I think that is a great move forward! Nonetheless, we do want to figure out a way to support Tock's buffer swapping semantics for "lossless" kernel -- userspace communication in the long term; it's one of the primary advantages of this kernel API. That being said, I agree that having something is better than nothing, and in particular if the potential loss of packets is sufficiently small to not cause havoc or be recoverable in practice.

[alevy]

@wprzytula yes, do this.

[wprzytula]

I've removed RxBufferAlternatingOperator and its controversial code. Please run CI, it should pass now.

[lschuermann]

@wprzytula I kicked off CI, there's still some unresolved imports but feel free to keep pushing to this branch and CI should run from this point onward.

[wprzytula]

@wprzytula I kicked off CI, there's still some unresolved imports but feel free to keep pushing to this branch and CI should run from this point onward.

Unfortunately, an approval is required again.

[lschuermann]

Unfortunately, an approval is required again.

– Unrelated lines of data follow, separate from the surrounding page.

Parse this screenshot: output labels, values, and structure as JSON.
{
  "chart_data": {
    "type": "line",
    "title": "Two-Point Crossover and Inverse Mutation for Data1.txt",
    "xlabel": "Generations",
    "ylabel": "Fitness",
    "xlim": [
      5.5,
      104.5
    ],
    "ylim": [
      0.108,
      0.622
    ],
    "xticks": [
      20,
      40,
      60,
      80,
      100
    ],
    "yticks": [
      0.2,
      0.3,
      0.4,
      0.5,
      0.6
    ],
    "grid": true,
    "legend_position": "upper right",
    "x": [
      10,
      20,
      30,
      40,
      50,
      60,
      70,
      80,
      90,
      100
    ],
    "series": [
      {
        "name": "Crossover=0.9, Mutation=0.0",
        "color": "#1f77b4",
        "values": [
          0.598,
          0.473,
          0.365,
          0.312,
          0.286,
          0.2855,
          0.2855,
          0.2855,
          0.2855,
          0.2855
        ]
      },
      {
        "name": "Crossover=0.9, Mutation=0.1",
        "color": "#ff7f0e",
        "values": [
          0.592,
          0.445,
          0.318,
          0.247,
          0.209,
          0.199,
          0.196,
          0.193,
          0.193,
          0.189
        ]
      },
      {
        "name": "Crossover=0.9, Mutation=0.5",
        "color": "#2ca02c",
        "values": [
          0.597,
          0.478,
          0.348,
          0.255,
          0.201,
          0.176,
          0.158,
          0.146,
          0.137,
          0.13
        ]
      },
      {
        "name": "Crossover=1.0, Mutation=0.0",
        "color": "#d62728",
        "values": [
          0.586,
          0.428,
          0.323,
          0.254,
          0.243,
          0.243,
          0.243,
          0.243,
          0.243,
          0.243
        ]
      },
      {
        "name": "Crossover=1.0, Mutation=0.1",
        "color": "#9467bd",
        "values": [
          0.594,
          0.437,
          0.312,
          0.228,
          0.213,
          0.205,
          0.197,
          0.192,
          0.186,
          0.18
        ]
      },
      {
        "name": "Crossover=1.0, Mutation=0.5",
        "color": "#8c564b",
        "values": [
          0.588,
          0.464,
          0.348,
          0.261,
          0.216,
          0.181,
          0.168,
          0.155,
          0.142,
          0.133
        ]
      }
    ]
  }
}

It'd seem like GitHub changed something. We used to only need to approve once, and the repository is set to require approval only for first-time contributors. In any case, keep posting here to have someone hit the button as much as you'd like, we can hide these comments later.

[wprzytula]

Once again, please @lschuermann.

[brghena]

It is very unclear why it keeps requiring approval to run actions. The repo and org are set to require it for first-time contributors, but I really thought that was once-only.

To try to "fix" it, I have added @wprzytula as a read-only contributor. The should result in zero gained permissions they didn't have before since the repo is public, but I'm hoping that listing them as a collaborator maybe lets CI run? Maybe?

[wprzytula]

To try to "fix" it, I have added @wprzytula as a read-only contributor. The should result in zero gained permissions they didn't have before since the repo is public, but I'm hoping that listing them as a collaborator maybe lets CI run? Maybe?

Hooray! This works.

[lschuermann]

The should result in zero gained permissions they didn't have before since the repo is public, but I'm hoping that listing them as a collaborator maybe lets CI run?

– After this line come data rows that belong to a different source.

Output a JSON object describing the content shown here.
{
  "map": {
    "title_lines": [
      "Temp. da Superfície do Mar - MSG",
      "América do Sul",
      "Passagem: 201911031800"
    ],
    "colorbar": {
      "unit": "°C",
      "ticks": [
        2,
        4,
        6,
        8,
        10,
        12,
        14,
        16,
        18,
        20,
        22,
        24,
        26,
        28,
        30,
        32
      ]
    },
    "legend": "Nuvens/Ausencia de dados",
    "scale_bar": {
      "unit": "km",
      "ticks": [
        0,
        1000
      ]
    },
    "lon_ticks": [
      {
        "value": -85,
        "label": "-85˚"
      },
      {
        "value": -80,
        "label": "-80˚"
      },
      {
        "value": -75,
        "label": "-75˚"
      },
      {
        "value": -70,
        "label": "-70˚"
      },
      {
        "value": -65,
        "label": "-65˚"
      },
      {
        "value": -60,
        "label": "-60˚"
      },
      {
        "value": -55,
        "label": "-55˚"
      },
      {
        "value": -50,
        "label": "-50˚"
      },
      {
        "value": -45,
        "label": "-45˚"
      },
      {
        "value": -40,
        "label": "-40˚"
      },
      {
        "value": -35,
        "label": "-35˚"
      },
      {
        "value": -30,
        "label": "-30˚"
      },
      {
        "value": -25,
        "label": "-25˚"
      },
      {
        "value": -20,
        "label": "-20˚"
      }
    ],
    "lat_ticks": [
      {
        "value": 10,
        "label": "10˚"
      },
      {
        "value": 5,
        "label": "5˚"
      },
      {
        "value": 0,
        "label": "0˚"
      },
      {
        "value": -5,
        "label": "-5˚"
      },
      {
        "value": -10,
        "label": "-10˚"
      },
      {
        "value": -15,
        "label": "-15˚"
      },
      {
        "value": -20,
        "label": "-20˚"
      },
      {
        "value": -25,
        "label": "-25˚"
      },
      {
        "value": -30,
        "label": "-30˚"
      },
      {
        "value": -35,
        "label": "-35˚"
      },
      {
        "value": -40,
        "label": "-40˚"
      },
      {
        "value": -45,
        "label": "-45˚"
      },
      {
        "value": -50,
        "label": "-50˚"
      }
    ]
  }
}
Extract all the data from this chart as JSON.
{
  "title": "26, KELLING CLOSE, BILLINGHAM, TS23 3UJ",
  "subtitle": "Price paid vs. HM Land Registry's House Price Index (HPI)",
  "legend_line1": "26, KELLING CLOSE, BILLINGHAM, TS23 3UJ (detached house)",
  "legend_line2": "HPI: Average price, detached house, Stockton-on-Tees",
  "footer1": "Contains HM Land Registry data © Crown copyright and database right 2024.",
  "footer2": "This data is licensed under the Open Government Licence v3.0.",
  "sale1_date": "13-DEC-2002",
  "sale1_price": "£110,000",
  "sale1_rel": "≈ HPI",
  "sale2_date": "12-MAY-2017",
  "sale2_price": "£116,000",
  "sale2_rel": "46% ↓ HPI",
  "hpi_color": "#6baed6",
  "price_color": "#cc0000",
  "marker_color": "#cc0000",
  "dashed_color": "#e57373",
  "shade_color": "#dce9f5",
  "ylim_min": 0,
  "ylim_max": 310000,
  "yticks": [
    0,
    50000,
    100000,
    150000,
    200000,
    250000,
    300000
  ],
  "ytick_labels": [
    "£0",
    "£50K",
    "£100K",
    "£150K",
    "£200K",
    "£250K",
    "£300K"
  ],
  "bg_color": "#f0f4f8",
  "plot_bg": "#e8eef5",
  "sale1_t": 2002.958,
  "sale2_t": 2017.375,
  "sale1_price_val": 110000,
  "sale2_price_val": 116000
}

It's great that this works, but I believe this is a bug on GitHub's end. It used to only require approval once. I don't like adding contributors to repositories as a permanent fix; we'll for sure forget to maintain / clean that list up.

[wprzytula]

The current CI failure seems to be about MSRV. Can someone confirm? What are we doing about that?

[jrvanwhy]

The current CI failure seems to be about MSRV. Can someone confirm? What are we doing about that?

Our policy is to bump the MSRV whenever doing so is convenient. You may need to increase the nightly toolchain version as well. See https://github.com/tock/libtock-rs/pull/541 for an example of how to do so.

[jrvanwhy]

Oh, and I suggest increasing the toolchain versions in a separate PR, just in case the toolchain bump causes compilation failures for somebody else' PR. If the toolchain version increase passes CI we can merge it quickly.

[wprzytula]

@jrvanwhy Ready.

[wprzytula]

@lschuermann @jrvanwhy Why is this still not merged? Are there still some action points to be resolved?